On the third ring, someone picked up.
“Hello?”
“Hello, Buckley,” I said.
“Who is this?”
“It’s me, Susie.”
“Who’s there?”
“Susie, honey, your big sister.”
“I can’t hear you,” he said.
I stared at the phone for a minute, and then I felt them. The room was full now of these silent spirits. Among them were children as well as adults. “Who are you? Where did you all come from?” I asked, but what had been my voice made no noise in the room. It was then that I noticed it. I was sitting up and watching the others, but Ruth was lying sprawled across the desk.
“Can you throw me a towel?” Ray yelled after shutting off the water.
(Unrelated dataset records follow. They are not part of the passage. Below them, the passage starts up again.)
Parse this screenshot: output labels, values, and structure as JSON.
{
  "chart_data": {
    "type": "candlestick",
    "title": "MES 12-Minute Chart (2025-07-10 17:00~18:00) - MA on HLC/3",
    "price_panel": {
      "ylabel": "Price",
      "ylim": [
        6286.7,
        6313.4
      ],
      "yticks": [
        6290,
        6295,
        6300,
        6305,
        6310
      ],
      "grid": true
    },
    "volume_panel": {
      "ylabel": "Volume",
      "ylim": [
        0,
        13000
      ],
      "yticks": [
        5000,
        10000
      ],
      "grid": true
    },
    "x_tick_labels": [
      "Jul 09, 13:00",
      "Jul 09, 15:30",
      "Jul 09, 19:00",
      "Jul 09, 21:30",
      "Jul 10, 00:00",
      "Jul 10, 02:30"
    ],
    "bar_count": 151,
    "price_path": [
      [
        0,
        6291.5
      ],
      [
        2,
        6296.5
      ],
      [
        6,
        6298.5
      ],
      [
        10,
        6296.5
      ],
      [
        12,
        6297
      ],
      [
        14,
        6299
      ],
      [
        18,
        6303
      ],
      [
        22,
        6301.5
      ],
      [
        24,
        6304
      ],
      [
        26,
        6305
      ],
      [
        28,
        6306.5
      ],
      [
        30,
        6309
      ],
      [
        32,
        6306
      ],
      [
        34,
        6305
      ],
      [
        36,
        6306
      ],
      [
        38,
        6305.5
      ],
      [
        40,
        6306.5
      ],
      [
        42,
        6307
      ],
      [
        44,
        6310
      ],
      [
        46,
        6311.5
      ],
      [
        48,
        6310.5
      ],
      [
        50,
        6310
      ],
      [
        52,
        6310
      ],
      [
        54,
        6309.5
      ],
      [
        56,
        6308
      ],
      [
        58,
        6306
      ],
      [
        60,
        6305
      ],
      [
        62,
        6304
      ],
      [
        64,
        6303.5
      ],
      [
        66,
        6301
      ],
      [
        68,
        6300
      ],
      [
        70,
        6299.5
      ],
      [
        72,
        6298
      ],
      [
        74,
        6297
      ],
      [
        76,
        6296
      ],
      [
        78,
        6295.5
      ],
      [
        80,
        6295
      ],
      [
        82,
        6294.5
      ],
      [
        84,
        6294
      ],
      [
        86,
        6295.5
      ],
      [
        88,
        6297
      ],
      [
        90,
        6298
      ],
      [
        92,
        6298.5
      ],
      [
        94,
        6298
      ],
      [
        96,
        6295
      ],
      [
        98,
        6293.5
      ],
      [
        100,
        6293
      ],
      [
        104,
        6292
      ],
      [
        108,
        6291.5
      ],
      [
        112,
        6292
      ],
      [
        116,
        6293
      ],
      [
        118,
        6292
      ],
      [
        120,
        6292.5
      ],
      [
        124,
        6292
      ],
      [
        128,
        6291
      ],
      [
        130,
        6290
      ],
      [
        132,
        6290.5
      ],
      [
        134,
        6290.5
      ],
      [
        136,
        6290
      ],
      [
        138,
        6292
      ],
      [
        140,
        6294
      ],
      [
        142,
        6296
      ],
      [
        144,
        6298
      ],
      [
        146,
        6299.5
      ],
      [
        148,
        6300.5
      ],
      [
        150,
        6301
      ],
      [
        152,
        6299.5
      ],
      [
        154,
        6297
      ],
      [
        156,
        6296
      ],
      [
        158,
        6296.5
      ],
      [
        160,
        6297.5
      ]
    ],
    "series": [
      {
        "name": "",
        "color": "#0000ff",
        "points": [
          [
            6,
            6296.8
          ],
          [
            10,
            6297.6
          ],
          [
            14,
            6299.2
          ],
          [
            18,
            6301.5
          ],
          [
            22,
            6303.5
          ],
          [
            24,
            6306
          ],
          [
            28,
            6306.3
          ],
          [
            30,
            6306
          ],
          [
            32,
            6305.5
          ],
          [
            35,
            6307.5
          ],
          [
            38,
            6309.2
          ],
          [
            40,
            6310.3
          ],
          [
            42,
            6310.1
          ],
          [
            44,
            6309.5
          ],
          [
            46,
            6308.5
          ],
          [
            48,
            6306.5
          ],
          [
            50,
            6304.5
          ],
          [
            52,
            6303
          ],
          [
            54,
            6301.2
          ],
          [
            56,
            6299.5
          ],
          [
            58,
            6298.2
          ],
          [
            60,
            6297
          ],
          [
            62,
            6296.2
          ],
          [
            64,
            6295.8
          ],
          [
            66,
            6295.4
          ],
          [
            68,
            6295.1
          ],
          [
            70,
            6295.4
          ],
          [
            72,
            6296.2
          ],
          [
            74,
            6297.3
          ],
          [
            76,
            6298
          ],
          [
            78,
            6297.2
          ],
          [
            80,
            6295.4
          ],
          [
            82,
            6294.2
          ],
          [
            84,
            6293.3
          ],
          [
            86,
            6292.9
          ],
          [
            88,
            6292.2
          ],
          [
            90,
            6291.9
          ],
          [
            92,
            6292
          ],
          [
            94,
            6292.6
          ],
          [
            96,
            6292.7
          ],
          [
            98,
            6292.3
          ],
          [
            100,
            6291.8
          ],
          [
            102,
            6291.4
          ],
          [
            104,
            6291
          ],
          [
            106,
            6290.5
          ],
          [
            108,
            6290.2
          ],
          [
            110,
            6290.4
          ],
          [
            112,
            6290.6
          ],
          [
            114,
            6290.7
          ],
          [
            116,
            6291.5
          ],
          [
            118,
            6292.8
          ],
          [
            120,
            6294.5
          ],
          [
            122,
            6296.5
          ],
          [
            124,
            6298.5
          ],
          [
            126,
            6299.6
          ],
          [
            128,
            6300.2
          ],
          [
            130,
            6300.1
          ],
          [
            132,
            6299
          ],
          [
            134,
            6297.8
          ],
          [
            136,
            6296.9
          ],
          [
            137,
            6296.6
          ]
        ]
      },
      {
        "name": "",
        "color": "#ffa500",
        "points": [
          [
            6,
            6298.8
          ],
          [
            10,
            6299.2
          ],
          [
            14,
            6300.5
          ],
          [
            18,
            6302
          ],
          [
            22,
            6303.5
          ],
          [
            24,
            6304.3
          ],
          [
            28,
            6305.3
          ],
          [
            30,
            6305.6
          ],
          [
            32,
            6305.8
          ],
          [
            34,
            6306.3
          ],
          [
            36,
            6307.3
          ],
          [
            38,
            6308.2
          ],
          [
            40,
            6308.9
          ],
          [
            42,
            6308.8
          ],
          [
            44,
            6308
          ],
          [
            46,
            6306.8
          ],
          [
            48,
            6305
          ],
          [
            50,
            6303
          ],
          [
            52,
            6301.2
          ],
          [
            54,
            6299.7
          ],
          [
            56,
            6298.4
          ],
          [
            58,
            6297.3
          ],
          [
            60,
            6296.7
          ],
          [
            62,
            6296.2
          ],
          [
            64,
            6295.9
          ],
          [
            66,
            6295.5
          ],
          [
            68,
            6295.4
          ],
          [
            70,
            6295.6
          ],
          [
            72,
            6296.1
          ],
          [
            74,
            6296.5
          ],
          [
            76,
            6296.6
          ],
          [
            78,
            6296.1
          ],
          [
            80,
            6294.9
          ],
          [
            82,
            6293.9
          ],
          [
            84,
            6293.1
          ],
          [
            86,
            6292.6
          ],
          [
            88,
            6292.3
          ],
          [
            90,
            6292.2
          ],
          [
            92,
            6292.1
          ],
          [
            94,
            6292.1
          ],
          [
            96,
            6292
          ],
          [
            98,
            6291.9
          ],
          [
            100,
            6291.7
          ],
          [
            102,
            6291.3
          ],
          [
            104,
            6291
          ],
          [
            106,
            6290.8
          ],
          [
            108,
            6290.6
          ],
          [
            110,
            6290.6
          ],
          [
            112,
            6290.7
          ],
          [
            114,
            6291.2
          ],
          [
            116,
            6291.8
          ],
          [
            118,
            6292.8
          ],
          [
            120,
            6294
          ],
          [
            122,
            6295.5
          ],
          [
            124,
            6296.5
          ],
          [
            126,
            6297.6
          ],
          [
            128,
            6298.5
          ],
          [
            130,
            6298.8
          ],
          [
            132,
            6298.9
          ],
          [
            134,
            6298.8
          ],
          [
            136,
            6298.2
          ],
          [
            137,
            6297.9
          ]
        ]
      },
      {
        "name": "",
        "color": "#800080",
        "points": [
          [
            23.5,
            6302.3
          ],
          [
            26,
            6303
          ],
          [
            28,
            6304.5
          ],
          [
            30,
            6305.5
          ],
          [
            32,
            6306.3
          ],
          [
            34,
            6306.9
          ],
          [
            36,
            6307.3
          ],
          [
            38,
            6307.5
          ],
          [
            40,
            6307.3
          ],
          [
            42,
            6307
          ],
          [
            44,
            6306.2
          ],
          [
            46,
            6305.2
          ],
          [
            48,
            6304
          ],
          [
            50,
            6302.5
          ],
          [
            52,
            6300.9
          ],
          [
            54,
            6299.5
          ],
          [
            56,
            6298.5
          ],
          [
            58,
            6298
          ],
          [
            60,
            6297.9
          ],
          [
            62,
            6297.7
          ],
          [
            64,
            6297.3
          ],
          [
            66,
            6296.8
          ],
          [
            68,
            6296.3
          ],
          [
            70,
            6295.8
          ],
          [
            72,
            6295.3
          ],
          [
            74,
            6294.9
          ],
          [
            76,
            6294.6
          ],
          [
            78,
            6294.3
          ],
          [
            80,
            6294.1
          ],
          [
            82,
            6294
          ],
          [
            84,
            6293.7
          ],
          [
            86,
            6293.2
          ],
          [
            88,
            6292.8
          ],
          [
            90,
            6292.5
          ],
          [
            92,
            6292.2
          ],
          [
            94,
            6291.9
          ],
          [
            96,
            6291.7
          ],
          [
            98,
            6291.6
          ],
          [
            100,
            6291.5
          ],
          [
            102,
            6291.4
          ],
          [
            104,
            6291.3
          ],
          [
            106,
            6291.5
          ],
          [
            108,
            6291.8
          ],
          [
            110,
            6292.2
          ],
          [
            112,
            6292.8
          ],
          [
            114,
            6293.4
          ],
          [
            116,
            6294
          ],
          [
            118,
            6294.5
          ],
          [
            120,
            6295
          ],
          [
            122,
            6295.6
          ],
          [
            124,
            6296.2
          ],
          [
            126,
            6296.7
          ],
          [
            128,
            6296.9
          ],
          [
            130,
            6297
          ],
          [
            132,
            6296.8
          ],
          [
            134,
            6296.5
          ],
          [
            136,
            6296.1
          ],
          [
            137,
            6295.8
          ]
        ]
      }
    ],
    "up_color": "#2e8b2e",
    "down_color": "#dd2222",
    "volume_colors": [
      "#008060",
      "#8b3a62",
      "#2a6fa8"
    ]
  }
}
When I did not answer he pulled back the curtain. I heard him get out of the tub and come to the doorway. He saw Ruth and ran toward her. He touched her shoulder and, sleepily, she roused. They looked at each other. She did not have to say anything. He knew that I was gone.
I remembered once, with my parents and Lindsey and Buckley, riding backward on a train into a dark tunnel. That was how it felt to leave Earth the second time. The destination somehow inevitable, the sights seen in passing so many times. But this time I was accompanied, not ripped away, and I knew we were taking a long trip to a place very far away.
Leaving Earth again was easier than coming back had been. I got to see two old friends silently holding each other in the back of Hal’s bike shop, neither of them ready to say aloud what had happened to them. Ruth was both more tired and more happy than she had ever been. For Ray, what he had been through and the possibilities this opened up for him were just starting to sink in.